D’autres notent que les États-Unis déboursent une fortune pour leur défense nationale (près de 686 milliards $US cette année, contre 29 milliards pour le Canada, selon les chiffres de l’OTAN), mais que ces sommes ne servent pas seulement aux efforts de l’OTAN, mais à se protéger sur plusieurs fronts sur les côtes atlantique, pacifique et au large de l’Alaska. « C’est vrai », convient l’analyste en défense David Perry. « Mais c’est un raisonnement qu’on pourrait appliquer — quoique dans une moindre mesure — à plusieurs autres alliés. » La France, par exemple, doit protéger ses territoires outre-mer dans le Pacifique et les Caraïbes. Elle verse 1,8 % de son PIB à ses budgets de défense, comparativement aux 3,6 % des États-Unis.

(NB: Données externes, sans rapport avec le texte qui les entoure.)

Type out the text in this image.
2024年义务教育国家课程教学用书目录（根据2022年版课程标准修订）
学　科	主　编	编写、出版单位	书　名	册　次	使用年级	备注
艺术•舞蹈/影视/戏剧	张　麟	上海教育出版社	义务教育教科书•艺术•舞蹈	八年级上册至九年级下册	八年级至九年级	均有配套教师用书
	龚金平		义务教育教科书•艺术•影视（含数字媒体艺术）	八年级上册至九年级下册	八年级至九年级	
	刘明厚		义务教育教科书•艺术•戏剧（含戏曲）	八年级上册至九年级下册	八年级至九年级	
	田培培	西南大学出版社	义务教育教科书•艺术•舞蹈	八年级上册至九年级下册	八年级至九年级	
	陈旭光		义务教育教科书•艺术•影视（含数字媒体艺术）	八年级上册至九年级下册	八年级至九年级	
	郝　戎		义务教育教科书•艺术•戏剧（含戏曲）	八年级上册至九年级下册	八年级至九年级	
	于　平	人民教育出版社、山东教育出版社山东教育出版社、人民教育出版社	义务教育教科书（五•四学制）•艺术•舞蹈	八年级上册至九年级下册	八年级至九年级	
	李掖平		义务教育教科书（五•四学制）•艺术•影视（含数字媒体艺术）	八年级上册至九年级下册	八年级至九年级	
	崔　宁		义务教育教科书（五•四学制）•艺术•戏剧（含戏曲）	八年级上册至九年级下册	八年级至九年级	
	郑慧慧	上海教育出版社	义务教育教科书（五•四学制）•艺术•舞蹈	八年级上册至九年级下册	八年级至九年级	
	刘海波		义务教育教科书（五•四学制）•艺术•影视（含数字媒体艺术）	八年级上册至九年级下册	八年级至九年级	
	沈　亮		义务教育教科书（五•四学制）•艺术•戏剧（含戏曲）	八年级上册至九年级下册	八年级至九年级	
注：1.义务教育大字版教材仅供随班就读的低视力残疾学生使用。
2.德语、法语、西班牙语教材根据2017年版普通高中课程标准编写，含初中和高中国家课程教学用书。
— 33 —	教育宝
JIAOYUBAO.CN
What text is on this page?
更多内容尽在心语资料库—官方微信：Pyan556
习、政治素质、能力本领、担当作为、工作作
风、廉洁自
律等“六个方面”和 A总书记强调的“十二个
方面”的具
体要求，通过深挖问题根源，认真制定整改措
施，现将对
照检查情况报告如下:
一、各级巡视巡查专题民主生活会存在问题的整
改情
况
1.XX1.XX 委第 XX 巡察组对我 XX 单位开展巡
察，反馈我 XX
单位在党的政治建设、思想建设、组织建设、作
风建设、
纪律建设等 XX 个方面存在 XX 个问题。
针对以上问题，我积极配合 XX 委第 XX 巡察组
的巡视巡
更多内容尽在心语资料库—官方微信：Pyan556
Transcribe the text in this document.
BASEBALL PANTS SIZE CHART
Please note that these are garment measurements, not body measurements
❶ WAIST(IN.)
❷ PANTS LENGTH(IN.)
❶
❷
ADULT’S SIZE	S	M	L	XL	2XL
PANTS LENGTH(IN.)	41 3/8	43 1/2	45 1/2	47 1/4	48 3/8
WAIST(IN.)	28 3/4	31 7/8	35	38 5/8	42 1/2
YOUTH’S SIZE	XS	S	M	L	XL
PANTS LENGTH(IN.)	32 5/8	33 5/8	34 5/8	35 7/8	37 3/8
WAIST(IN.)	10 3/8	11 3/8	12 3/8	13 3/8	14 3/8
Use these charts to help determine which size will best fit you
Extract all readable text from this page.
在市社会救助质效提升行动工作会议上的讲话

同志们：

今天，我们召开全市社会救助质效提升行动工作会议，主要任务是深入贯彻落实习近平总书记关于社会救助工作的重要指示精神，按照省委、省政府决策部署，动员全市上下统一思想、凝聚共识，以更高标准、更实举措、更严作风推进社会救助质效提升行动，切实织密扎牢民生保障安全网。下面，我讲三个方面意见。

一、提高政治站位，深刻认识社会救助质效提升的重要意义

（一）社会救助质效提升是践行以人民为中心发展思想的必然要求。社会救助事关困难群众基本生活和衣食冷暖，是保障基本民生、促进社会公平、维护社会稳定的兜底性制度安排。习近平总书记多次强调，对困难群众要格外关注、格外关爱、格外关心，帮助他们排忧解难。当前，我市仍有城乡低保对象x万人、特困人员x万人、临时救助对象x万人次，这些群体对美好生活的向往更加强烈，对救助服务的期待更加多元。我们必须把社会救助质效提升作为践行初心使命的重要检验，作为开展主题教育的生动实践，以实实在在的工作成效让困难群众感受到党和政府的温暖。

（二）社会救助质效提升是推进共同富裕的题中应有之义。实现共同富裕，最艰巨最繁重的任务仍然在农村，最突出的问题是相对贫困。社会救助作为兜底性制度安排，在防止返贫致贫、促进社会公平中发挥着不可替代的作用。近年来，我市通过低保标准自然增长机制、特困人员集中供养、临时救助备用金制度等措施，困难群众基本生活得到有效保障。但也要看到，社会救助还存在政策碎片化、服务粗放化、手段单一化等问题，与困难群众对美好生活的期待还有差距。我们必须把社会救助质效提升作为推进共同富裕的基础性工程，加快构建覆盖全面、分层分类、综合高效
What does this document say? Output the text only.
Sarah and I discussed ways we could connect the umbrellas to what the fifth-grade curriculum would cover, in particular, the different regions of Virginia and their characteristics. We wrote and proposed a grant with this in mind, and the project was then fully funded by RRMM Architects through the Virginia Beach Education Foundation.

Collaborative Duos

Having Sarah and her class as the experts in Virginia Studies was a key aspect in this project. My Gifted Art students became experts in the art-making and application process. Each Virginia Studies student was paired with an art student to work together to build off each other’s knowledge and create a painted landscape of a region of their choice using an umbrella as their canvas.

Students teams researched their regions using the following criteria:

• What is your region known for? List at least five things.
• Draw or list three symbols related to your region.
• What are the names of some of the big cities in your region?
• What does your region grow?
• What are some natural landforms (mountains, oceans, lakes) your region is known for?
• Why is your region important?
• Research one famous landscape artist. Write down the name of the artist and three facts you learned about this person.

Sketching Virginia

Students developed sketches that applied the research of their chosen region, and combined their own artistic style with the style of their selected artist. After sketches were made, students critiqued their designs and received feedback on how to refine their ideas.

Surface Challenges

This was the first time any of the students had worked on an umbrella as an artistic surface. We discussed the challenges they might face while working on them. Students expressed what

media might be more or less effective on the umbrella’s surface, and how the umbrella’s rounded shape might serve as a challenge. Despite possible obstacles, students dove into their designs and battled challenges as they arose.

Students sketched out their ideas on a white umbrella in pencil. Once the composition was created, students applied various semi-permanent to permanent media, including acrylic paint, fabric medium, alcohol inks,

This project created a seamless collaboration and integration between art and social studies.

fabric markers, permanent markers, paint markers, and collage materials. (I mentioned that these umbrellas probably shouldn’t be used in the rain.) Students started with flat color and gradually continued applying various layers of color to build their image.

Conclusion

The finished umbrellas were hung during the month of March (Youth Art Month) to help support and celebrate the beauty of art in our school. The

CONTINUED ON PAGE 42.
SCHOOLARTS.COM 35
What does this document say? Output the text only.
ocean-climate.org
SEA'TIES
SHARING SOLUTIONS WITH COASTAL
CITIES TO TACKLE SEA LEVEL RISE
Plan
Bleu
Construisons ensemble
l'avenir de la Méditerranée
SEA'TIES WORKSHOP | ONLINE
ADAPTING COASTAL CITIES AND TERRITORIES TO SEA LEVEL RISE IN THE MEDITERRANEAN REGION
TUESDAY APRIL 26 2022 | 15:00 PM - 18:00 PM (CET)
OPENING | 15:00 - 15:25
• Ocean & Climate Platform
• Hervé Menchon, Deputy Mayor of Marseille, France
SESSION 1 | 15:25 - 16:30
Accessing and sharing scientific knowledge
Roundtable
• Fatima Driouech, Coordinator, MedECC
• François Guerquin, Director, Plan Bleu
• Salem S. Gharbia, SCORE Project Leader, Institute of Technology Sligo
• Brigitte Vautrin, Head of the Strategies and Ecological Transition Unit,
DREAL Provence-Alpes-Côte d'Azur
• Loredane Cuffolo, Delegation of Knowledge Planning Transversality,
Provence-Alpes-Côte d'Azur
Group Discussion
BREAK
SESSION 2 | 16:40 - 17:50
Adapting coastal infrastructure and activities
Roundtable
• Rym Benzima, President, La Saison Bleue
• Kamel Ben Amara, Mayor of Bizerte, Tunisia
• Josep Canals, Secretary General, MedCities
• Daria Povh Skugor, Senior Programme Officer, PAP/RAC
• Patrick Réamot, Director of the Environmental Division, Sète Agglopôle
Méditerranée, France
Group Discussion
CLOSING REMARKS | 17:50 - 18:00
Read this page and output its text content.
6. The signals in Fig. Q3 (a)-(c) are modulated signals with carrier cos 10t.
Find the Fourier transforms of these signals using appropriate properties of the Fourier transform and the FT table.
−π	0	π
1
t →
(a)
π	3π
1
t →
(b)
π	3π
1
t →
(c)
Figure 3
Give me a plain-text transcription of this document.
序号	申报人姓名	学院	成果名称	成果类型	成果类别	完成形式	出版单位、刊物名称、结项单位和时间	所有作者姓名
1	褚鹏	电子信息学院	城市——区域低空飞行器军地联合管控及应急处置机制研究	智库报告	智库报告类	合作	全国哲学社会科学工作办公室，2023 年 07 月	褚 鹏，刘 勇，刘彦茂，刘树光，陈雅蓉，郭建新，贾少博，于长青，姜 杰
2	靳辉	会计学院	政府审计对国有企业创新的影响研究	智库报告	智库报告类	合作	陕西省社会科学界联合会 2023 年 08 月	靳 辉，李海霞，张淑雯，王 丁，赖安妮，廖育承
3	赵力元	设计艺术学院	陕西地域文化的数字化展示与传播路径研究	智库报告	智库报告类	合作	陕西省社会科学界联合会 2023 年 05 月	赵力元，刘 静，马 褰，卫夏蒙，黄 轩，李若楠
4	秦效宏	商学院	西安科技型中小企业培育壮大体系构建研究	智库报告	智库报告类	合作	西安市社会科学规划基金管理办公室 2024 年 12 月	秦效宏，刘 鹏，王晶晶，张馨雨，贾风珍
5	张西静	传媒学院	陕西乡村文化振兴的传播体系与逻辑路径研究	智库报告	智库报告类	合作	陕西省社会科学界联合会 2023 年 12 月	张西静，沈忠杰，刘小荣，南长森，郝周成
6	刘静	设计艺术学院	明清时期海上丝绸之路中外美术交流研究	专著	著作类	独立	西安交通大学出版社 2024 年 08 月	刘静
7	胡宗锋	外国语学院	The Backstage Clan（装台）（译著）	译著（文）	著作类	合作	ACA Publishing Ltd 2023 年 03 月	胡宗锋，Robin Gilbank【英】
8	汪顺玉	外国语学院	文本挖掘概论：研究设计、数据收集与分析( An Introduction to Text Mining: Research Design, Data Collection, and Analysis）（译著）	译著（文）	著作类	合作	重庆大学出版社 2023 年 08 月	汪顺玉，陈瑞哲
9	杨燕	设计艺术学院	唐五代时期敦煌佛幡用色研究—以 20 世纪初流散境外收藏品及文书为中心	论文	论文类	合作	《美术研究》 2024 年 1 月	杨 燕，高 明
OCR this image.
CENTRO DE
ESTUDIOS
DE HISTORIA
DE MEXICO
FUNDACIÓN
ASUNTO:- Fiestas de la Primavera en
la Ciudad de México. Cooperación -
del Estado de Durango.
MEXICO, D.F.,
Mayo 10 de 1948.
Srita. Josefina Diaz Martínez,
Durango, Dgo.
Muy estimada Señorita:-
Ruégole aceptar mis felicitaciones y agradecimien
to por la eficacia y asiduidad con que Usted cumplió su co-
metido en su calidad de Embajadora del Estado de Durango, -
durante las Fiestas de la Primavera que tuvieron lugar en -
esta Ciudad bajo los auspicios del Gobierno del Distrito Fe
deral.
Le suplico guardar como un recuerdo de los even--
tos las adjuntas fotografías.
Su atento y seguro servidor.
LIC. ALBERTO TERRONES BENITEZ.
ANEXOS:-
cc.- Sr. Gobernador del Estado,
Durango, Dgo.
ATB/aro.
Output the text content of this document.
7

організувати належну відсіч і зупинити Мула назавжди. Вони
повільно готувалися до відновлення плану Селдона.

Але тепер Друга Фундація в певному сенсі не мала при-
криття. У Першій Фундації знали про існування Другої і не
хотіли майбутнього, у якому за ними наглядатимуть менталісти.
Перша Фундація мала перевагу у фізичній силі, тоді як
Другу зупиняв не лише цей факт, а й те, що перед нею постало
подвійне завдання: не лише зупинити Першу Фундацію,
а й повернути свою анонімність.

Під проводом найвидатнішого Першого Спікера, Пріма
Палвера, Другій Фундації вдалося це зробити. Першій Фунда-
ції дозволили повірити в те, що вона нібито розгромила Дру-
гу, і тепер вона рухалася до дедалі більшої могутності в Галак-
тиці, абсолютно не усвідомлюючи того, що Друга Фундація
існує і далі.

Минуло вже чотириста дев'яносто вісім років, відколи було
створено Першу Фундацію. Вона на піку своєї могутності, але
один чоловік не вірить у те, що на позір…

Un allié de chaque instant

Le gouvernement de Justin Trudeau martèle que le Canada a bonifié ses dépenses en matière de défense (ce qui ne lui permettra toujours pas d’atteindre le fameux 2 %) et qu’il a en outre été de toutes les missions de l’alliance depuis sa création. « L’OTAN n’a entrepris aucune mission, en tant qu’alliance, sans les États-Unis », fait remarquer Elinor Sloan.

David Perry note de son côté que les contributions du Canada n’étaient pas toujours les plus grosses parmi les alliés. À l’heure actuelle, un millier de soldats canadiens participent aux activités de l’OTAN, tandis que 30 000 soldats américains se trouvent en Europe. « Nous avons mené de bonnes opérations pour l’alliance. Mais je m’inquiète parfois du fait qu’on tombe un peu trop dans l’autocongratulation, dans la mesure où d’autres mènent les mêmes efforts que nous et investissent plus d’argent. »

Elinor Sloan et David Perry s’entendent pour dire que la mesure choisie par l’OTAN pour évaluer les investissements de ses pays membres n’est pas parfaite. Mais les solutions de rechange seraient encore plus complexes et subjectives. « C’est le moindre dénominateur commun sur lequel les partenaires ont réussi à s’entendre », résume David Perry.